Australia v Sri Lanka, CB Series, Sydney February 16, 2012

Jayawardene takes positives from narrow defeats

Mahela Jayawardene is looking at the positives of having pulled two games back from the brink as opposed to feeling frustrated at not having finished those games off. Sri Lanka's three games in the series so far have been weird, in that they lacked flow and continuity. At times they showed remarkable spirit and intelligence, at times they played ordinary cricket that confounds.

In Sri Lanka's first game, their batting was stop-start against India but their bowlers pulled things back, before they were a little slow in the field as India came out from a slippery position. In the second game against Australia, Sri Lanka started superbly, Jayawardene was exceptional as captain, but their batsmen messed up the chase. Angelo Mathews didn't give up, though, and nearly took them to an exceptional win.
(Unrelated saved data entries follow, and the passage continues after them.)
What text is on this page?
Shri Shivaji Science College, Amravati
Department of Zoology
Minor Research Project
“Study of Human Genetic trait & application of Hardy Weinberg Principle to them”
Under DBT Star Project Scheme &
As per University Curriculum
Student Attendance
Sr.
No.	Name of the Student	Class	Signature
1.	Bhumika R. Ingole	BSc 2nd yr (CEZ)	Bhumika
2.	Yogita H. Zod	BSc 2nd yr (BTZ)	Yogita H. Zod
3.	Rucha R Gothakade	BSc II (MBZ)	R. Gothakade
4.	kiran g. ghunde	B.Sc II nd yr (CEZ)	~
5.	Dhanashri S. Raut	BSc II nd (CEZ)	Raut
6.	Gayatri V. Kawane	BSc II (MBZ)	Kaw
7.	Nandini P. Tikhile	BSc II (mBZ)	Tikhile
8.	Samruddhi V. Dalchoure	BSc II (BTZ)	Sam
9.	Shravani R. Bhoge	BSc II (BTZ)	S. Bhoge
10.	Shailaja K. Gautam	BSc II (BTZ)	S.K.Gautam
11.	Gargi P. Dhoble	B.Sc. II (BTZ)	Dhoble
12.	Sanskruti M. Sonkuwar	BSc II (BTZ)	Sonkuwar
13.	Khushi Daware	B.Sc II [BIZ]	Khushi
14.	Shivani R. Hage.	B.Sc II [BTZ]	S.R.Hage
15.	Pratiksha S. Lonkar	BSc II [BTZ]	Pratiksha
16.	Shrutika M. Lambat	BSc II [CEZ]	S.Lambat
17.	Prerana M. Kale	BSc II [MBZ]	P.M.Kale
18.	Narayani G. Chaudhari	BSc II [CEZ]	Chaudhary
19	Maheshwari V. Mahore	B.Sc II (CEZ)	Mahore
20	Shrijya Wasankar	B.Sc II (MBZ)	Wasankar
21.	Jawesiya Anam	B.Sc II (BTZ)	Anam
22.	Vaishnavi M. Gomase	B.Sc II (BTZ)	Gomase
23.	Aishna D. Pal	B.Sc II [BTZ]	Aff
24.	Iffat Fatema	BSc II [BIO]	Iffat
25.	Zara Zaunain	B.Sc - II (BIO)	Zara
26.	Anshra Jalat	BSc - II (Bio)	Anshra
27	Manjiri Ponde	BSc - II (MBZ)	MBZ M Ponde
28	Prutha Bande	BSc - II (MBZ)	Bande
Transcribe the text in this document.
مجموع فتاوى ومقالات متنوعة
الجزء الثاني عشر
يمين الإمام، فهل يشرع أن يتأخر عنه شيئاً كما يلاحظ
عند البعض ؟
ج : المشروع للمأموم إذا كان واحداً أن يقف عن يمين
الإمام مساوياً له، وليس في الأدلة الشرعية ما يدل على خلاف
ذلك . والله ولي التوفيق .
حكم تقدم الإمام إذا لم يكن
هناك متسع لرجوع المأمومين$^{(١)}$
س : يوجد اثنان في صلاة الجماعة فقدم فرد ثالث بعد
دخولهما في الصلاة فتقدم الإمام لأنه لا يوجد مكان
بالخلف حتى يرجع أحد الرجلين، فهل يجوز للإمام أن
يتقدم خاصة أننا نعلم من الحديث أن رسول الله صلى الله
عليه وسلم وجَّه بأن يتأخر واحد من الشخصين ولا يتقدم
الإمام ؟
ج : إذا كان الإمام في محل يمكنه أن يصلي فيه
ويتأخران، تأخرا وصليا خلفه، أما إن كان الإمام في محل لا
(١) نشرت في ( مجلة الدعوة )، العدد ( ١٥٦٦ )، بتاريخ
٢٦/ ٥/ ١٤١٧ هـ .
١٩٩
In their second meeting with India, the Sri Lanka batsmen floundered. Rickety start, Dinesh Chandimal-led rebuilding, and when the time arrived to push on, more wickets fell. The bowlers were ordinary at the start of the chase, but the fielders pulled them back so well they could smell the win, only for the fielding to break down and leave Sri Lanka with two points from three games.

"We take it in a positive way but we realise we did make mistakes," Jayawardene said. "We were not ruthless enough to finish games off, and that is a disappointment. We need to make sure, when we get into those situations, we finish games off and get that winning habit going. That's something we've spoken about and hopefully we can get that right tomorrow."

Jayawardene said Sri Lanka needed to react better in those crunch situations. "In certain situations we did not react that well. Even with the bat, it's not just the last 10 overs. We lost two early wickets and we built up. When we were setting up in that Powerplay, we lost two wickets and didn't take advantage. Missed run-outs in last two overs. Overall we didn't handle certain situations that well. At the end of the day I thought we came back strongly in a lot of departments to compete with India, so that was a positive, but we need to be ruthless to finish the game off."

He said the problem hadn't reached a stage where it could be said Sri Lanka had forgotten how to win, but admitted the need for wins was urgent. "We've been winning but when you start winning more percentages then [only] you get a good habit going," Jayawardene said. "We have been winning in between and losing a few games, playing some games really badly so there was the inconsistency. That's something we're trying to rectify."

Tomorrow's game against Australia will be Sri Lanka's fourth of the tournament. Even if they win, they will have to do much better in the second half of the tournament in order to make the finals. "It's a crucial game for us, and every game is important," Jayawardene said. "I can't predict how many wins we need to get into the finals. What's in our control is to try and win matches.

"It's a good game - the last one - with points on board, and if we can play the way we did in the last three games, and control certain situations better and make less mistakes, we'll get those wins under our belt. One, two, three good wins, and we can be on top of the table."